I understand, and I really don't care. I won't use it.  I can use Codec2 instead.

By the way, I'm very pleased that the AMBE chip is not included in the radio by default, forcing all users to pay an AMBE tax, even if they don't plan to use it.  That was an excellent design decision!  Thank you.

> Some components, e.g. microprocessors, etc.
> are protected intellectual property ...

That's the scary part.  And you really didn't answer the question.

As soon as you can say it is really, totally, absolutely, completely open, fully documented, etc., you should emphatically do so.  Otherwise, I must assume that you have a Raspberry Pi situation.

So sad, for an otherwise very promising product.

Please alleviate my (and others') fears on this isue as soon as you possibly can.

> We are very interested in mobile ad-hoc
> mesh networking and DSP development
> (especially for modulation and demodulation
> using I/Q).  If you possess the skills, we
> would love to hear what you have done
> and what you have in mind.

As far as low-level signal processing goes, my email address should give you a very big clue as to my capabilities and accomplishments.

I've also done very special purpose software defined radios.

I don't have as much experience in designing mobile ad-hoc mesh networking algorithms, but I did work for two years implementing algorithms which others developed for the WIN-T tactical radio system.  WIN-T is a mobile ad-hoc mesh networking TCP/IP communication system.  All of that work was at layer 2 of the OSI 7-layer network stack, which in fact is the interesting layer.

Ken N8KH

PS  The issue of fully documented radio interfaces is essentially identical to that of microprocessor booting, for all hardware in the radio. I don't need to know the innards of how it works, but I do require a complete interface specification so I can use the product.

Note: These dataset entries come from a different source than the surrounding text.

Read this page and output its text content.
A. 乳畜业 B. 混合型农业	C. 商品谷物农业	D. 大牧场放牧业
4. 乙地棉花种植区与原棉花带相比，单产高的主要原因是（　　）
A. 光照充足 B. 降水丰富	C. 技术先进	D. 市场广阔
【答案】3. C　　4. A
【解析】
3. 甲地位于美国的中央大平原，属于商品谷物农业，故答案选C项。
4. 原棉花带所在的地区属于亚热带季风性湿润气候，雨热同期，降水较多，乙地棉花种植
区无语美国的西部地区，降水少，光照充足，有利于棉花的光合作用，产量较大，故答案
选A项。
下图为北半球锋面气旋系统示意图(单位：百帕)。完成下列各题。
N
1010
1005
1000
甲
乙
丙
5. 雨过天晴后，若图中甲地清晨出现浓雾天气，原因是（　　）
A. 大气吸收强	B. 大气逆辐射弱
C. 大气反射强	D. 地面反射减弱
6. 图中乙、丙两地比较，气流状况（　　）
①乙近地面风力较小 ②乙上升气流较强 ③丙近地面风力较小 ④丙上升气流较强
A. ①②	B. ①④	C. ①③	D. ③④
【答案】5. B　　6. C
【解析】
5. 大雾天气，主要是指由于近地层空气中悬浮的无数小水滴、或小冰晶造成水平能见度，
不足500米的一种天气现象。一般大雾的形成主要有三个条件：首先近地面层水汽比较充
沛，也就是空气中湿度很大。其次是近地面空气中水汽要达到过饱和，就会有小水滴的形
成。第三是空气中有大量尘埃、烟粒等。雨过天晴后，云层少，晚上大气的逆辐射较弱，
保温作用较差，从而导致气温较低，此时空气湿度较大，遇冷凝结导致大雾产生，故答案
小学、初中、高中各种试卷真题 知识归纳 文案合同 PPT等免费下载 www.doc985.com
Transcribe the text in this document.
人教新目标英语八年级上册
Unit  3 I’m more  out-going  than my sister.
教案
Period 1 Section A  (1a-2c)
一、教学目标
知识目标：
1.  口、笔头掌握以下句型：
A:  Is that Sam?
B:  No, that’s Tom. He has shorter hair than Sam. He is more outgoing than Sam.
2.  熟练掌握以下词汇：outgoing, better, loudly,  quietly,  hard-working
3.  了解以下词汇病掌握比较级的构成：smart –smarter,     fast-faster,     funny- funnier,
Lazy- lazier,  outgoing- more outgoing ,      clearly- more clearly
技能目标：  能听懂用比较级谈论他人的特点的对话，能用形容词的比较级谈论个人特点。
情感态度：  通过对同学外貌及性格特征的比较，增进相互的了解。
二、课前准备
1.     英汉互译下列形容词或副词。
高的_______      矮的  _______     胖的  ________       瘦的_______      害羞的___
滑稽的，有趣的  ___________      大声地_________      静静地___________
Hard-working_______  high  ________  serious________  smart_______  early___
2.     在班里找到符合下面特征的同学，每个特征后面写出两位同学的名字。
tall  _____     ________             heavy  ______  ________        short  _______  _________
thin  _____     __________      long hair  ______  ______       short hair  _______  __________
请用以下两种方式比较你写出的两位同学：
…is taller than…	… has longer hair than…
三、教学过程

PPS  It should go without saying that all users always need a complete interface specification; if they don't have a complete interface specification, then how do they properly use the product? It says something very bad about our modern world that interfaces are kept proprietary.  I will continue to choose and use products that are completely documented, and refuse to buy and use products that aren't. I hope your product is in the former category. But now I am not sure.  Please assure me as soon as you can.

PPPS  Send me one of the single board computers so I can port OpenBSD to it.  I'll send it back to you when I'm done. Or I'll be happy to send it on to the NetBSD team.